İKİNCİ CİLD, 50. ci MEKTÛB
Bu mektûb, Mirzâ Şemseddîne yazılmışdır. İslâmiyyetin bir sûreti, bir de hakîkati olduğu ve tesavvuf yolunun başında da, sonunda da islâmiyyete uymak lâzım olduğu bildirilmekdedir:
Allahü teâlâya hamd olsun! Onun seçdiği, sevdiği kullarına selâm olsun! İslâmiyyetin bir sûreti, ya’nî dış görünüşü, bir de hakîkati, ya’nî aslı, özü vardır. İslâmiyyetin sûreti, Allahü teâlâya ve Onun Resûlüne ve bu Resûlün Ondan getirdiği bilgilere inanmak ve islâmiyyetin ahkâmına uymakdır. [(İslâmiyyet), hükmler, emrler ve yasaklar demekdir. Ahkâma uymak demek, emr edilen şeyleri yapmak, yasak edilen şeylerden kaçınmakdır.] İnsanın nefs-i emmâresi îmân etmez ve islâmiyyetin sûretine uymak istemez. Onun yaratılışı böyledir. Bundan dolayı islâmiyyetin sûretine uyanların îmânı, îmânın sûretidir. Ya’nî, görünüşde îmândır. Nemâzları, orucları ve bütün ibâdetleri, ibâdetlerin sûretidir. Ya’nî, hep görünüşde ibâdetdirler. Çünki, insan deyince, insanın nefsi anlaşılır. Herkes (Ben) deyince nefsini bildirmekdedir. İnsan ibâdet yaparken, nefsi küfr hâlindedir. Yapdıklarının yerinde bir iş olduğunu inkâr etmekdedir. Böyle bir insanın îmânı ve ibâdetleri, hakîkî ve doğru olabilir mi? Allahü teâlâ, çok merhametli olduğu için îmânın ve ibâdetlerin sûretlerini, görünüşlerini, hakîkî olarak, doğru olarak kabûl buyuruyor. Böyle kullarını Cennete koyacağını söz veriyor, müjdeliyor. Cenneti ve Cennetde olan kullarını Allahü teâlâ sever. Onlardan râzıdır. Allahü teâlâ, sonsuz ihsân sâhibi olduğu için, yalnız kalbin tasdîk etmesini, inanmasını îmân olarak kabûl buyurmuşdur. Nefsin iz’ân etmesini, inanmasını istememişdir. Böyle olmakla berâber Cennetin de hem sûreti, hem de hakîkati vardır. Dünyâda islâmiyyetin yalnız sûretine kavuşanlar, Cennetin de yalnız sûretine kavuşacaklar, yalnız onun zevkıni, tadını alacaklardır. Dünyâda islâmiyyetin hakîkatine kavuşanlar, Cennetin de hakîkatine kavuşacaklardır.
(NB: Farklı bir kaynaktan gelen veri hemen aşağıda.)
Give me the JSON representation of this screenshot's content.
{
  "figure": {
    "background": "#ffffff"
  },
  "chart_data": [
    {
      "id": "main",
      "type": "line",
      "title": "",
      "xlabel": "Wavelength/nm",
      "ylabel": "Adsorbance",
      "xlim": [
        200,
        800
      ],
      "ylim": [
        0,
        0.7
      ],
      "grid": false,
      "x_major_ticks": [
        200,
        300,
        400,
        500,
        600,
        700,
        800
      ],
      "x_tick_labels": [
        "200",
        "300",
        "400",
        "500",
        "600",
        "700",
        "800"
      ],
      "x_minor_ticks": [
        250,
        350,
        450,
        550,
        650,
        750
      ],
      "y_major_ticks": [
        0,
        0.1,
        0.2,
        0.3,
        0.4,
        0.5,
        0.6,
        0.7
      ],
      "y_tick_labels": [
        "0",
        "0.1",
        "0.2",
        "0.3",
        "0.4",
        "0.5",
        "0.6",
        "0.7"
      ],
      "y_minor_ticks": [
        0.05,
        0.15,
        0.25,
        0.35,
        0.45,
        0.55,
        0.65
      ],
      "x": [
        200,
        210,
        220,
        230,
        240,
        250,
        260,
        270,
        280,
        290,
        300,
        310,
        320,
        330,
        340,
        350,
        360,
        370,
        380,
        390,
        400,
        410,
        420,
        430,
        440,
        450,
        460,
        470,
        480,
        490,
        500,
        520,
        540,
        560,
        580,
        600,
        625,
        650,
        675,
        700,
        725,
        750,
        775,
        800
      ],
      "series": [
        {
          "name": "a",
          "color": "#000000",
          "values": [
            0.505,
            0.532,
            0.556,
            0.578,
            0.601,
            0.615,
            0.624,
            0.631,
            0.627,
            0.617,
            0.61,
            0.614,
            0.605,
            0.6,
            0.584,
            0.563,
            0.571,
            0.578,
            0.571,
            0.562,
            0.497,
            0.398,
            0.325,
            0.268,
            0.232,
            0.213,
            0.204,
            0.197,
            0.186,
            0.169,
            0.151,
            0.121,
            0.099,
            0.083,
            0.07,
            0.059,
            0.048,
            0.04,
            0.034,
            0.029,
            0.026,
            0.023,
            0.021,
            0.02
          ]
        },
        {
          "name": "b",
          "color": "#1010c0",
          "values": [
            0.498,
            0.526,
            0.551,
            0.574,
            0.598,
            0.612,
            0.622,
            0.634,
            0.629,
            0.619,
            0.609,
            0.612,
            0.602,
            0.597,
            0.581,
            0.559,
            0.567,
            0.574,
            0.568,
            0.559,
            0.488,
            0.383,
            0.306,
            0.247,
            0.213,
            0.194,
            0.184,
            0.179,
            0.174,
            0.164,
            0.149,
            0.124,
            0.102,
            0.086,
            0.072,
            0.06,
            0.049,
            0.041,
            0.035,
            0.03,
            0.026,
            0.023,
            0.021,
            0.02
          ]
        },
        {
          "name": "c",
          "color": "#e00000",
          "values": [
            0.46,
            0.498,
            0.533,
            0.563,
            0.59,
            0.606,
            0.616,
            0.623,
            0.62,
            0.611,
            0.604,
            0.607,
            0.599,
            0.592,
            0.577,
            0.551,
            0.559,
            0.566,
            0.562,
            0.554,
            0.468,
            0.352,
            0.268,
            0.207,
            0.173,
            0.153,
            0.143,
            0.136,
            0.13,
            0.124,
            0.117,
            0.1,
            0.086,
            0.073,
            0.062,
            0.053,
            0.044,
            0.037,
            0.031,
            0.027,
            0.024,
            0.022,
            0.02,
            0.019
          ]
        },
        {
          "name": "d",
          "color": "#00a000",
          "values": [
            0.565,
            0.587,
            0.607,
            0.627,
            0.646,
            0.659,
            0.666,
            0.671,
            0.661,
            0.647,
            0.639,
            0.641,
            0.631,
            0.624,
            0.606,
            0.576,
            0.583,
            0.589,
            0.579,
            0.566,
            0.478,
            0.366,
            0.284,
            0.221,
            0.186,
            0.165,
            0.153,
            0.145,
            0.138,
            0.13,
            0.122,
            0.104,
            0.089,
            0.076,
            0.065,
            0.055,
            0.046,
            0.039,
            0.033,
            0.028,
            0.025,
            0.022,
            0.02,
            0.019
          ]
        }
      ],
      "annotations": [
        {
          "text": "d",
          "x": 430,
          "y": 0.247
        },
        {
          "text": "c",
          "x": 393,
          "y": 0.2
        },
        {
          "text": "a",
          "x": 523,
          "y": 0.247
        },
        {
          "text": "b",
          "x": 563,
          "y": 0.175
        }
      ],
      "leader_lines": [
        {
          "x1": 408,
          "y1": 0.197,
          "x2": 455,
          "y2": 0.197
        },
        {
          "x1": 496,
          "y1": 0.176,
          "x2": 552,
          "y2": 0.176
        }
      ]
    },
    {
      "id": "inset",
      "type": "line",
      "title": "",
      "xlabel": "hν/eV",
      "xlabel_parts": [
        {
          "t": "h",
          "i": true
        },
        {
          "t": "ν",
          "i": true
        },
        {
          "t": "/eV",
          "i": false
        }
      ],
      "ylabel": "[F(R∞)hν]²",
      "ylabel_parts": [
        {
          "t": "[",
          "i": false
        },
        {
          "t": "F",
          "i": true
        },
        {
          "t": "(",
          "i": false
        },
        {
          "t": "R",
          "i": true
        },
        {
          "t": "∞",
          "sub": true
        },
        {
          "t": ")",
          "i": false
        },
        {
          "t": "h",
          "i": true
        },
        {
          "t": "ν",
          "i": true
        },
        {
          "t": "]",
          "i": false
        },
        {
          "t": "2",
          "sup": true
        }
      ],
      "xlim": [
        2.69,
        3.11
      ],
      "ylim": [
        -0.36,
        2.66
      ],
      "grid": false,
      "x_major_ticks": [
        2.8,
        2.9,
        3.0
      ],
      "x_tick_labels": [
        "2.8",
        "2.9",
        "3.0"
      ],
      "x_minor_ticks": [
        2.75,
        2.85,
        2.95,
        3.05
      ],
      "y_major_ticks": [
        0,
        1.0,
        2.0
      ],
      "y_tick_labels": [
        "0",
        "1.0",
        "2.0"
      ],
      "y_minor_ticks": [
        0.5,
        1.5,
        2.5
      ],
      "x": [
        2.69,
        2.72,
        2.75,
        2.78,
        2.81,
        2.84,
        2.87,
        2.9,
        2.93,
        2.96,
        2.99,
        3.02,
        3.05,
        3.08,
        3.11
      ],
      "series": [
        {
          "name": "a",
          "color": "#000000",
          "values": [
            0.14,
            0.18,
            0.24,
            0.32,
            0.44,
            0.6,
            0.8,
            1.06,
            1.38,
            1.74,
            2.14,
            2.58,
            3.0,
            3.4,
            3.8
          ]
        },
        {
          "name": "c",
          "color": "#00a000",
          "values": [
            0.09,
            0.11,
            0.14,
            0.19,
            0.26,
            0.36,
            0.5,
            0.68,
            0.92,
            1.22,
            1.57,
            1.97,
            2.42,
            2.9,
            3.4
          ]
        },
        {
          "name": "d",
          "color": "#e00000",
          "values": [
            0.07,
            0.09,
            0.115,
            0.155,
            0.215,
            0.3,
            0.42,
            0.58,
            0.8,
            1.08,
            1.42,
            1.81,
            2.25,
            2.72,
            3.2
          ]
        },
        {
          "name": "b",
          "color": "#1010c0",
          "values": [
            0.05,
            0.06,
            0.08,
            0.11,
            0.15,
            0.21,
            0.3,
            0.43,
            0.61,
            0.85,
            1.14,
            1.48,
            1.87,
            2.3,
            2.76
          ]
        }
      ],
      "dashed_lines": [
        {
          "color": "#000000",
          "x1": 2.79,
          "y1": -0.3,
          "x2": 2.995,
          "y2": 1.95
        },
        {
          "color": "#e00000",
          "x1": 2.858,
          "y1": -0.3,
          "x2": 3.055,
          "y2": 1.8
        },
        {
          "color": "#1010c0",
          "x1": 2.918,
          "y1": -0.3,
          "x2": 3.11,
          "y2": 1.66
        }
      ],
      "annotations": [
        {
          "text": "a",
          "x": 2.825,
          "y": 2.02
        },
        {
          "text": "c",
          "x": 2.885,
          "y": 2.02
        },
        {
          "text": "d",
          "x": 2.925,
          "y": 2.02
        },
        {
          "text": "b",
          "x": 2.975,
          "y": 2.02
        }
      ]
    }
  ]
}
Cennetin yalnız sûretine ve yalnız hakîkatine kavuşanlar, aynı ni’metlerden meselâ aynı meyvesinden yidikleri hâlde, başka başka lezzet duyacaklardır. Resûlullahın zevceleri, mü’minlerin anneleri olup, Cennetde Resûlullahın yanında bulunacaklar, aynı meyveyi yiyecekler ise de, başka başka tad alacaklardır.
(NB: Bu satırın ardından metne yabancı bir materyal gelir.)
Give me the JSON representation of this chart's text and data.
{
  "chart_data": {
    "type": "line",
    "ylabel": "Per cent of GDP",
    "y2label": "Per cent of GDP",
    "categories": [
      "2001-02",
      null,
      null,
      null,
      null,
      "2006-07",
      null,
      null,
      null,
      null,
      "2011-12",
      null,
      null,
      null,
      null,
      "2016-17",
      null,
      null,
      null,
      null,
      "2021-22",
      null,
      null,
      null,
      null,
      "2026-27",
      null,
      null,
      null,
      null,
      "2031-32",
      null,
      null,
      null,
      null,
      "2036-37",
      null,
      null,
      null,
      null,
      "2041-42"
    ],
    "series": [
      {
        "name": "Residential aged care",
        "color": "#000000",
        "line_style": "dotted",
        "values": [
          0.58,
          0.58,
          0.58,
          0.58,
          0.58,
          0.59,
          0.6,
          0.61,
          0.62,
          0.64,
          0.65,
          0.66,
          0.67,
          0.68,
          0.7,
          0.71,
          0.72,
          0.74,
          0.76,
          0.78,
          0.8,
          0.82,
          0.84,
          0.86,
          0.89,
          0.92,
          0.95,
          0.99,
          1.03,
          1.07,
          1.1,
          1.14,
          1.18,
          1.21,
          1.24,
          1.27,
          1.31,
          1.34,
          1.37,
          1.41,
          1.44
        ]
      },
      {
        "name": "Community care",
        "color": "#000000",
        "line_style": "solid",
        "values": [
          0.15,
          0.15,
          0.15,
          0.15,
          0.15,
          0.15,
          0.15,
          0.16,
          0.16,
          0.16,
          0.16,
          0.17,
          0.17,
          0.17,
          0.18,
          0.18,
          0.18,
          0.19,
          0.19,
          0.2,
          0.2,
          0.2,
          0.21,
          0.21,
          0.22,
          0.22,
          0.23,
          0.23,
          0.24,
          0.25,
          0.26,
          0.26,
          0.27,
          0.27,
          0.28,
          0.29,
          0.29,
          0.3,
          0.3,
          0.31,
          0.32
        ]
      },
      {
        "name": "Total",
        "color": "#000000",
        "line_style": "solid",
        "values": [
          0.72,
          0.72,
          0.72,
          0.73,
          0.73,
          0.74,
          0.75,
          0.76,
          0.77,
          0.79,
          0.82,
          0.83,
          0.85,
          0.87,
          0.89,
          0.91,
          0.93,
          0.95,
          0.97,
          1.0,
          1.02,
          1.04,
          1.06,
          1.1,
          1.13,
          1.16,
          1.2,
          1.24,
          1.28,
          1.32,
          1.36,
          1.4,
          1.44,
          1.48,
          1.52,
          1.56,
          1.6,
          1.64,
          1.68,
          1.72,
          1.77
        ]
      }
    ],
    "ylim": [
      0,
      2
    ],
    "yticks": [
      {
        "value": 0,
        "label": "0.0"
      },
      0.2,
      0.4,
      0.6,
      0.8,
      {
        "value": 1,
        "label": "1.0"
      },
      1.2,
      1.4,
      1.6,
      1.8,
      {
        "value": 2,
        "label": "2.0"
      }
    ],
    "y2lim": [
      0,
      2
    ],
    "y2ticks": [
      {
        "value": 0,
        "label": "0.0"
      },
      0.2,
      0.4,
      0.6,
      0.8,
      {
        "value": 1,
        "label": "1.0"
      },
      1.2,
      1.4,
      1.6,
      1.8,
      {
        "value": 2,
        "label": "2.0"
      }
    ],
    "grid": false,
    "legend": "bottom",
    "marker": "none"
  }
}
Duydukları lezzet, hep aynı olsa idi, mü’minlerin annelerinin, bütün insanlardan dahâ üstün olmaları lâzım gelirdi “aleyhinnessalâtü vesselâm ve rıdvânullahi teâlâ aleyhinne”. Bunun gibi, her dahâ üstün olan kimsenin zevcesinin de, başkalarından dahâ üstün olması lâzım gelirdi. Çünki zevceler, Cennetde, zevclerinin yanında bulunacaklardır. İslâmiyyetin sûretine uyanlar, âhıretde azâbdan kurtulacak, sonsuz se’âdete kavuşacaklardır. Evliyâlık da, iki dürlüdür: (Vilâyet-i âmme) ve (Vilâyet-i hâssa), ya’nî, seçilmiş olanların vilâyeti. İslâmiyyetin yalnız sûretine uyanlar, vilâyet-i âmmeye kavuşmuş olurlar. Meâl-i şerîfi (Allahü teâlâ, îmân edenlerin velîsidir) olan âyet meşhûrdur.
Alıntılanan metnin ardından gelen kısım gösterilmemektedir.